If you want to run executable test categories, you must provide API keys. Add the keys to your `.env` file, so that the placeholder values used in questions/params/answers can be replaced with real data.
There are 4 API keys to include:

1. RAPID-API Key: <https://rapidapi.com/hub>

   - Yahoo Finance: <https://rapidapi.com/sparior/api/yahoo-finance15>
   - Real Time Amazon Data : <https://rapidapi.com/letscrape-6bRBa3QguO5/api/real-time-amazon-data>
   - Urban Dictionary: <https://rapidapi.com/community/api/urban-dictionary>
   - Covid 19: <https://rapidapi.com/api-sports/api/covid-193>
   - Time zone by Location: <https://rapidapi.com/BertoldVdb/api/timezone-by-location>

   All the Rapid APIs we use have free tier usage. You need to **subscribe** to those API providers in order to have the executable test environment setup but it will be _free of charge_!

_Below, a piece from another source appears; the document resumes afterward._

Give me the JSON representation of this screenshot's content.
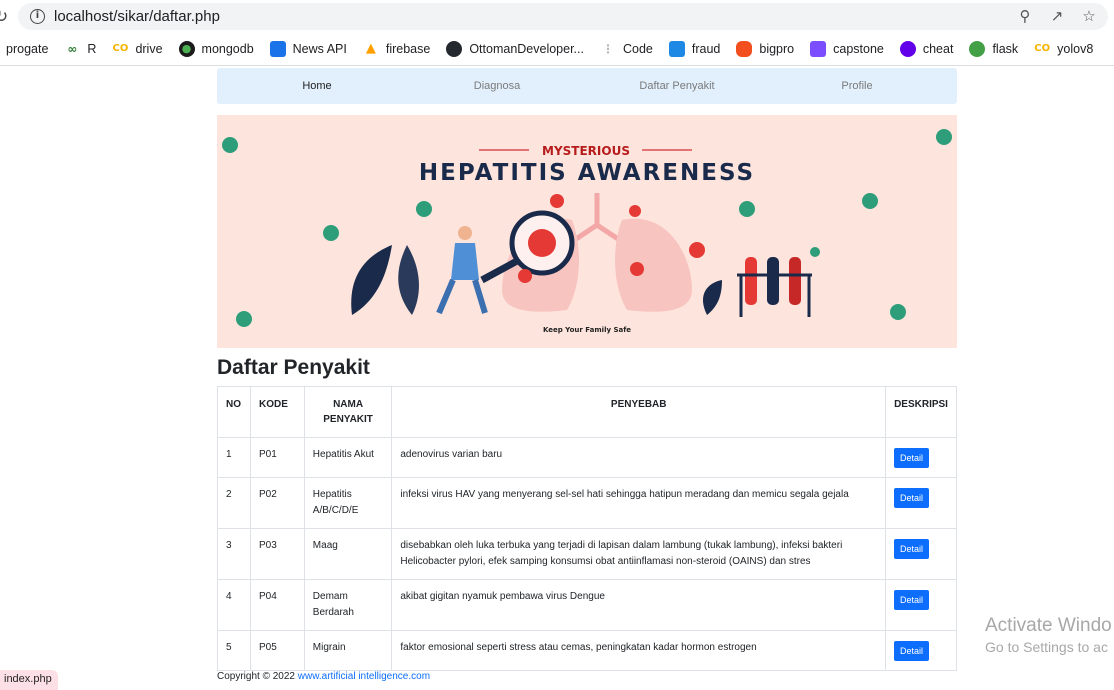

2. Exchange Rate API: <https://www.exchangerate-api.com>
3. OMDB API: <http://www.omdbapi.com/apikey.aspx>
4. Geocode API: <https://geocode.maps.co/>

### Deploying a model as an endpoint

NVIDIA Evals Factory utilize a client-server communication architecture to interact with the model. As a prerequisite, the **model must be deployed as an endpoint with a NIM-compatible API**.

Users have the flexibility to deploy their model using their own infrastructure and tooling.

Servers with APIs that conform to the OpenAI/NIM API standard are expected to work seamlessly out of the box.